We have met three waves of newcomers now: the Greeks, the Shakas, the Kushans, each coming down through the high passes of the northwest to rule. Before we move on, let us draw out the single thread that ties them all together. It is one of the gentlest and strongest patterns in our whole story.
Here it is. They came as foreigners and conquerors. But they did not stay foreign. Within a lifetime or two, the strangers had become part of the land they ruled. The newcomer became the neighbor; the conqueror became a king much like any other.
Let me show you, with one beautiful example. Long ago a Greek named came as an envoy from an Indo-Greek king to an Indian court. And there he did a remarkable thing. He raised a tall stone pillar in honor of the god Vishnu, and had carved on it that he was a worshipper of that god. A Greek, calling himself a devotee of an Indian god, in his own words, in stone. That pillar still stands.
And it was not only the Greeks. The Shaka and Kushan kings did the same, in their own ways. Their coins show Indian gods: Shiva with his bull, and the Buddha, standing calm. They gave gifts to temples and to Buddhist monasteries alike. They took up Indian names for themselves and their children.

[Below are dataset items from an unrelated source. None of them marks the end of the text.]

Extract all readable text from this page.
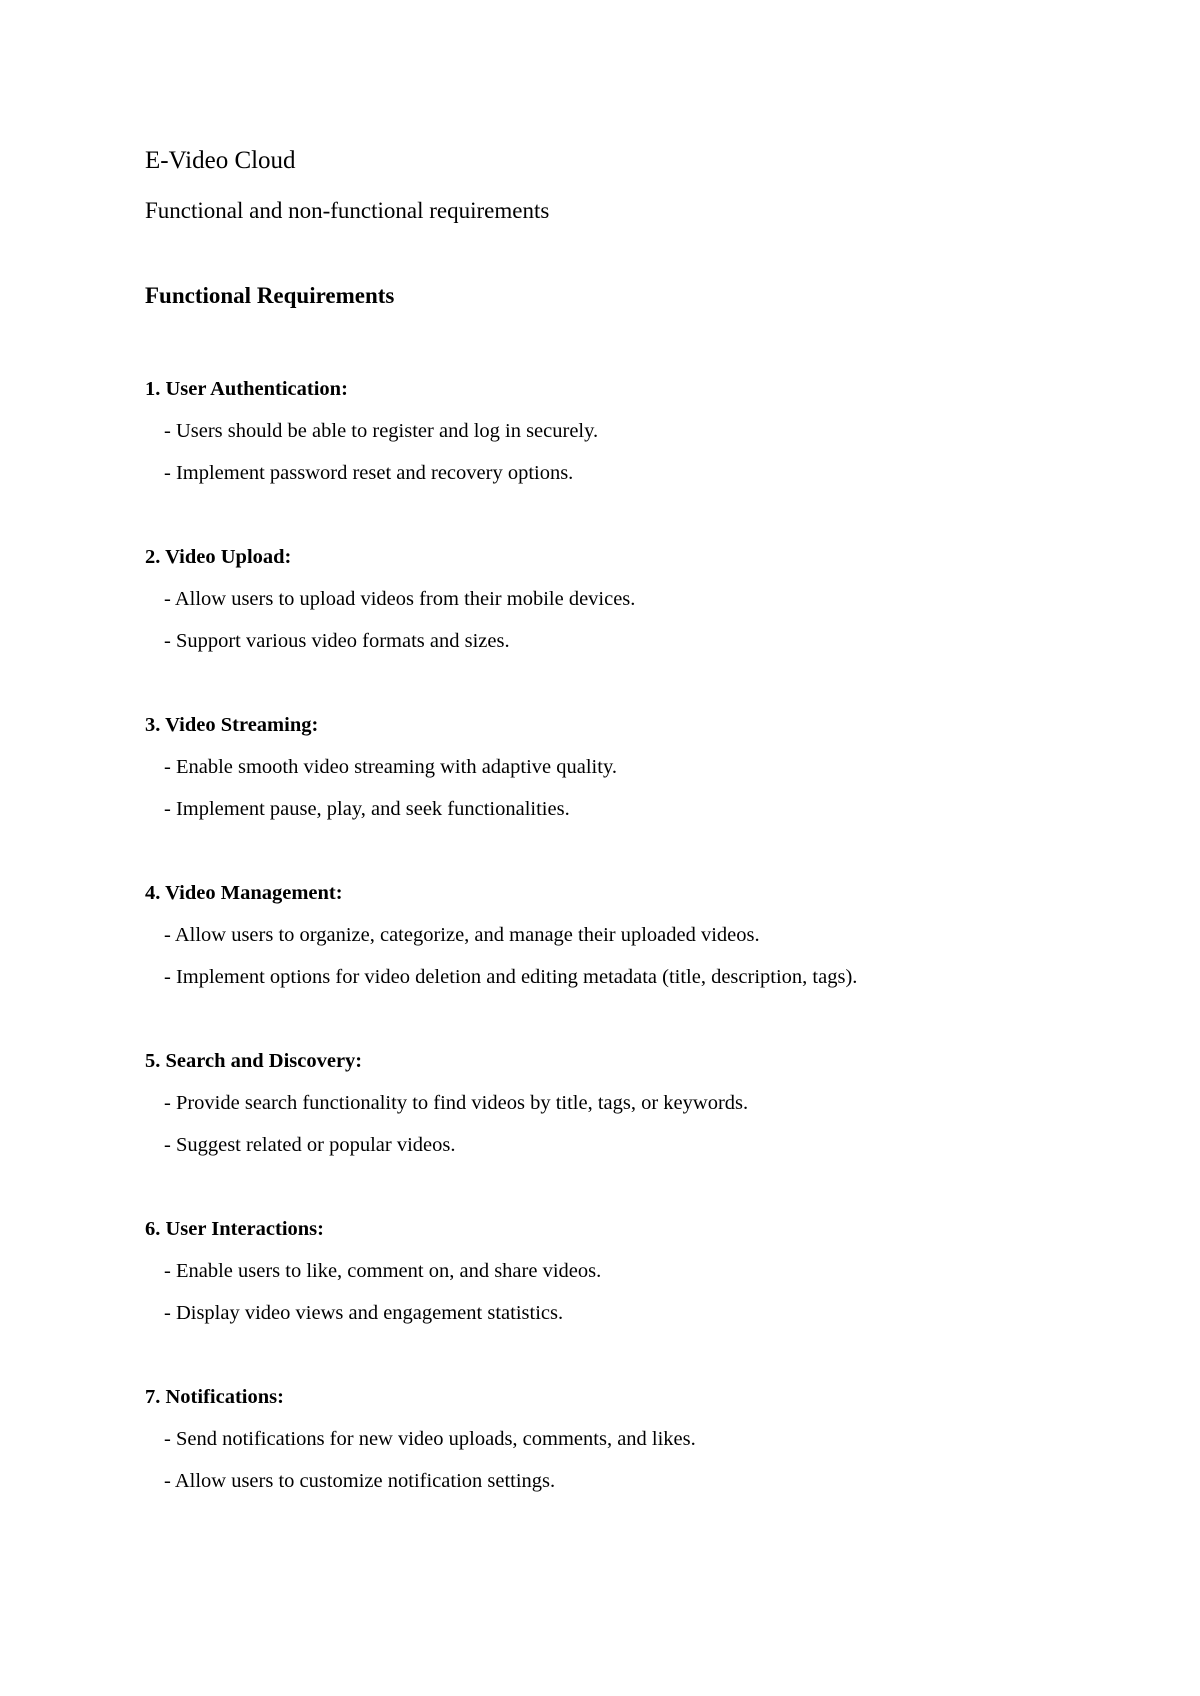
E-Video Cloud
Functional and non-functional requirements
Functional Requirements
1. User Authentication:
- Users should be able to register and log in securely.
- Implement password reset and recovery options.
2. Video Upload:
- Allow users to upload videos from their mobile devices.
- Support various video formats and sizes.
3. Video Streaming:
- Enable smooth video streaming with adaptive quality.
- Implement pause, play, and seek functionalities.
4. Video Management:
- Allow users to organize, categorize, and manage their uploaded videos.
- Implement options for video deletion and editing metadata (title, description, tags).
5. Search and Discovery:
- Provide search functionality to find videos by title, tags, or keywords.
- Suggest related or popular videos.
6. User Interactions:
- Enable users to like, comment on, and share videos.
- Display video views and engagement statistics.
7. Notifications:
- Send notifications for new video uploads, comments, and likes.
- Allow users to customize notification settings.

They took Indian titles of kingship too, the grand old words: "great king," "king of kings." They learned to rule the way Indian kings ruled, to honor the holy men, to support the rites. Step by step, the foreign court became an Indian court. The children of conquerors grew up as children of this land.

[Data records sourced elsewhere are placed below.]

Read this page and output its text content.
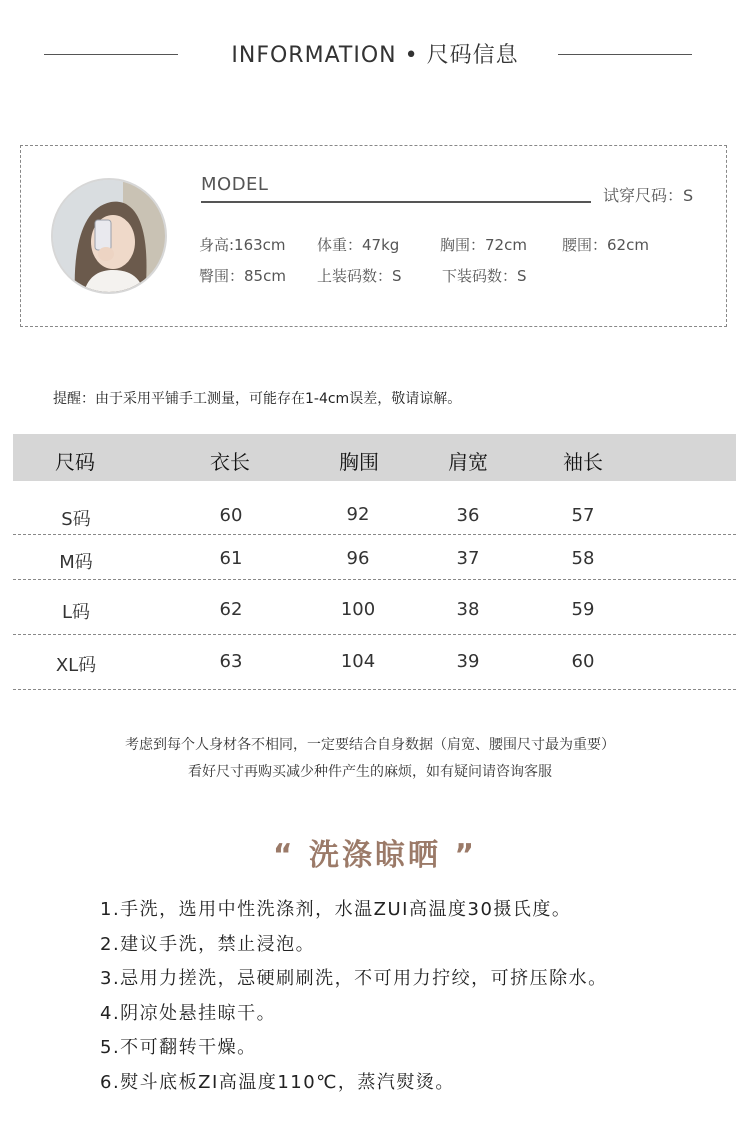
INFORMATION • 尺码信息
MODEL
试穿尺码：S
身高:163cm 体重：47kg	胸围：72cm 腰围：62cm
臀围：85cm 上装码数：S	下装码数：S
提醒：由于采用平铺手工测量，可能存在1-4cm误差，敬请谅解。
尺码	衣长	胸围	肩宽	袖长
S码	60	92	36	57
M码	61	96	37	58
L码	62	100	38	59
XL码	63	104	39	60
考虑到每个人身材各不相同，一定要结合自身数据（肩宽、腰围尺寸最为重要）
看好尺寸再购买减少种件产生的麻烦，如有疑问请咨询客服
“ 洗涤晾晒 ”
1.手洗，选用中性洗涤剂，水温ZUI高温度30摄氏度。
2.建议手洗，禁止浸泡。
3.忌用力搓洗，忌硬刷刷洗，不可用力拧绞，可挤压除水。
4.阴凉处悬挂晾干。
5.不可翻转干燥。
6.熨斗底板ZI高温度110℃，蒸汽熨烫。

Think on what this means. The land did not slam its doors against the newcomer. Nor did it vanish before him, giving up its own ways. It did the harder, deeper thing. It opened, and welcomed, and slowly made the stranger its own. The river took in the new stream, and flowed on, wider than before.
This is not weakness, though it may look soft at first. It is a quiet strength: the strength of a way of life sure enough of itself that it need not fear the stranger, but can share with him, and grow. Remember this pattern. We will meet it again and again, through every age still to come.
It can take more strength to welcome and include than to wall off and refuse. When have you seen a person, or a community, made larger and richer by opening its arms to someone from outside?
We have met the Indo-Greeks, the Shakas, and the Kushans, each in turn coming down through the northwestern passes to rule. Now let us draw out the thread that ties them together, for it is one of the gentlest and strongest patterns in the whole story of this land. These newcomers came as foreigners and conquerors. Yet within a generation or two, they were no longer foreign at all. A Greek envoy raised a great pillar to the god Vishnu and called himself a devotee. Shaka and Kushan kings gave their children Indian names, honored Shiva and the Buddha on their coins, and supported temples and monasteries alike. They took Indian titles of kingship. They learned to rule as Indian kings ruled. The land did not keep them out, and it did not erase itself before them. Instead it did the harder, deeper thing: it welcomed them in and made them part of itself. This is not weakness. It is a kind of strength — the strength of a culture sure enough of itself to share.